「ゴルフスイングで筋肉は2割も使えば十分」
ジャック・バークJr.
最終日の逆転劇ほどギャラリーの興奮を掻き立てるものはないが、マスターズでの記録では52年もの長きにわたって破られていない大逆転劇がある。それを打ち立てたのがテキサス生まれのジャック・バーク・ジュニア。1956年のマスターズ最終日で、ケン・ベンチュリーとの8打差をひっくり返してマスターズ初優勝を遂げてしまうのだ。

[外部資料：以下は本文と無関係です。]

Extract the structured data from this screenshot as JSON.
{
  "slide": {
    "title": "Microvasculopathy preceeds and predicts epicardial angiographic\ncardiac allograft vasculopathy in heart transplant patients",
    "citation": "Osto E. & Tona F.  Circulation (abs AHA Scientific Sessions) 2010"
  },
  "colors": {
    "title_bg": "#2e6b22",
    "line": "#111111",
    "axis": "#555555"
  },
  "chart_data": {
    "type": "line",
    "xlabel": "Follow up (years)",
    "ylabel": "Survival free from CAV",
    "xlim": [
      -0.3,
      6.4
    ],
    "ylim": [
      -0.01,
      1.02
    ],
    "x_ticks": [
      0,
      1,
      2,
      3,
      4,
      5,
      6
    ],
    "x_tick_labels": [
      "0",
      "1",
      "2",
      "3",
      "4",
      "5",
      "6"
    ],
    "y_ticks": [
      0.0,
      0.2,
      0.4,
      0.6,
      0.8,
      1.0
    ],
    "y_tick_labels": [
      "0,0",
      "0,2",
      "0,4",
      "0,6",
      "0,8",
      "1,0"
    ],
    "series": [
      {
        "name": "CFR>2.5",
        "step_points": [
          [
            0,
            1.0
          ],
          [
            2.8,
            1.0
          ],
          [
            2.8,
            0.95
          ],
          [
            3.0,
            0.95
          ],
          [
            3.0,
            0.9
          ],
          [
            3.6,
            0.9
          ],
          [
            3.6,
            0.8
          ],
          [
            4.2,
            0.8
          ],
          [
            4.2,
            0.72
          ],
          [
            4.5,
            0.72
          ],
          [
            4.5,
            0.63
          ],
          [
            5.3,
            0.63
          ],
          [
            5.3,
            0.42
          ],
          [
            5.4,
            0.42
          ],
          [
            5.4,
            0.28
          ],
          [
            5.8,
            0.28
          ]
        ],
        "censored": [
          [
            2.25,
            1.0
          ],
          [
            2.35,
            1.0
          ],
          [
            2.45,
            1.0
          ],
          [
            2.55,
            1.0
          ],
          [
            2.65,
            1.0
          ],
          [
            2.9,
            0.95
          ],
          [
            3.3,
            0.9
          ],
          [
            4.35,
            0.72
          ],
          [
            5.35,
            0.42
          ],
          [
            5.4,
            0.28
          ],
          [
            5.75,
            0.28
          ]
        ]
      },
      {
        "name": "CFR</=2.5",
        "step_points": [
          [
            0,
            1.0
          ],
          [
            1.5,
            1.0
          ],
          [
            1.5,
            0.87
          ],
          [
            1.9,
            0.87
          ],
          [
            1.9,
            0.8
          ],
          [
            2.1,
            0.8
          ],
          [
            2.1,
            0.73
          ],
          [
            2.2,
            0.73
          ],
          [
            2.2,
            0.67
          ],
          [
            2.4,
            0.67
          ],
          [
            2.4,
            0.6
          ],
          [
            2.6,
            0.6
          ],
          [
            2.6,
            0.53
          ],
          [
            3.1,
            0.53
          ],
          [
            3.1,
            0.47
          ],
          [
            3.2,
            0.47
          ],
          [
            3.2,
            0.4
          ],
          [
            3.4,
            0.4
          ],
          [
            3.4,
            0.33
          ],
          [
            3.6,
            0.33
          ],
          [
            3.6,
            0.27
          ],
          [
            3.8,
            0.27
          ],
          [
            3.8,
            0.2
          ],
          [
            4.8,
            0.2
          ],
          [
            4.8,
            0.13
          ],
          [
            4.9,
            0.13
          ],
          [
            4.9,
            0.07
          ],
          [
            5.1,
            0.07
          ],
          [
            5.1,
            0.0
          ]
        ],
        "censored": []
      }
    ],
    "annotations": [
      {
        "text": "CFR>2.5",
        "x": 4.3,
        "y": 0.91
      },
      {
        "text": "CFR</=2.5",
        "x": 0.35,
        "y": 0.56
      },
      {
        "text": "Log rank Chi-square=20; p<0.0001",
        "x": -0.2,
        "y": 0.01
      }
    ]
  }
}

バークは「スイングのプリンス」と呼ばれていたほど、スイングの綺麗なプレーヤーだった。当時のアメリカツアーはベン・ホーガンやサム・スニードが隆盛の極みで、素速いスイングからボールを叩きつけるようなスイングが流行だった。ボビー・ジョーンズのような「歌うようなスイング」は古いものとされていたのだ。
ジョーンズの時代はシャフトがヒッコリーだったために、自分の腕もしなやかに使わなければボールは遠くへ飛ばなかった。ところがシャフトがスチールとなって、思い切り叩けるようになったわけである。
ところがバークのスイングはこの時代には珍しく美しいものだった。しなやかで流れるようなリズムがあった。特にトップ・オブ・スイングでの一瞬の間は息を呑むような雰囲気があった。今は亡き金田武明さんが目撃している。
「クラブに体がぶら下がっているようなトップだった」
体から余計な力が抜けた、完全にリラックスしたスイングだった。バーク自らも言っている。
「スイングで使う筋肉は2割でいい」
飛ばそうとして力んでばかりいる御仁はこの言葉を頭に置きたい。「スイング王子」のように2割の力でも十分なのである。
JACK BURKE.Jr.
1923年1月29日テキサス州ヒューストン生まれ。4歳のときにプロであった父からゴルフを習う。家にはジャック・グラウトやバイロン・ネルソン、ハーヴィー・ペニックなど当時の輝かしいプロたちが集まるため、いろいろな教えを受けたという。20歳でプロになるが、第2次世界大戦で海軍に入り、トーナメント生活は一時中断。1950年に復帰し、1956年にマスターズと全米プロに優勝する。手を痛めて早くに引退するが、ツアーでは16勝を挙げている。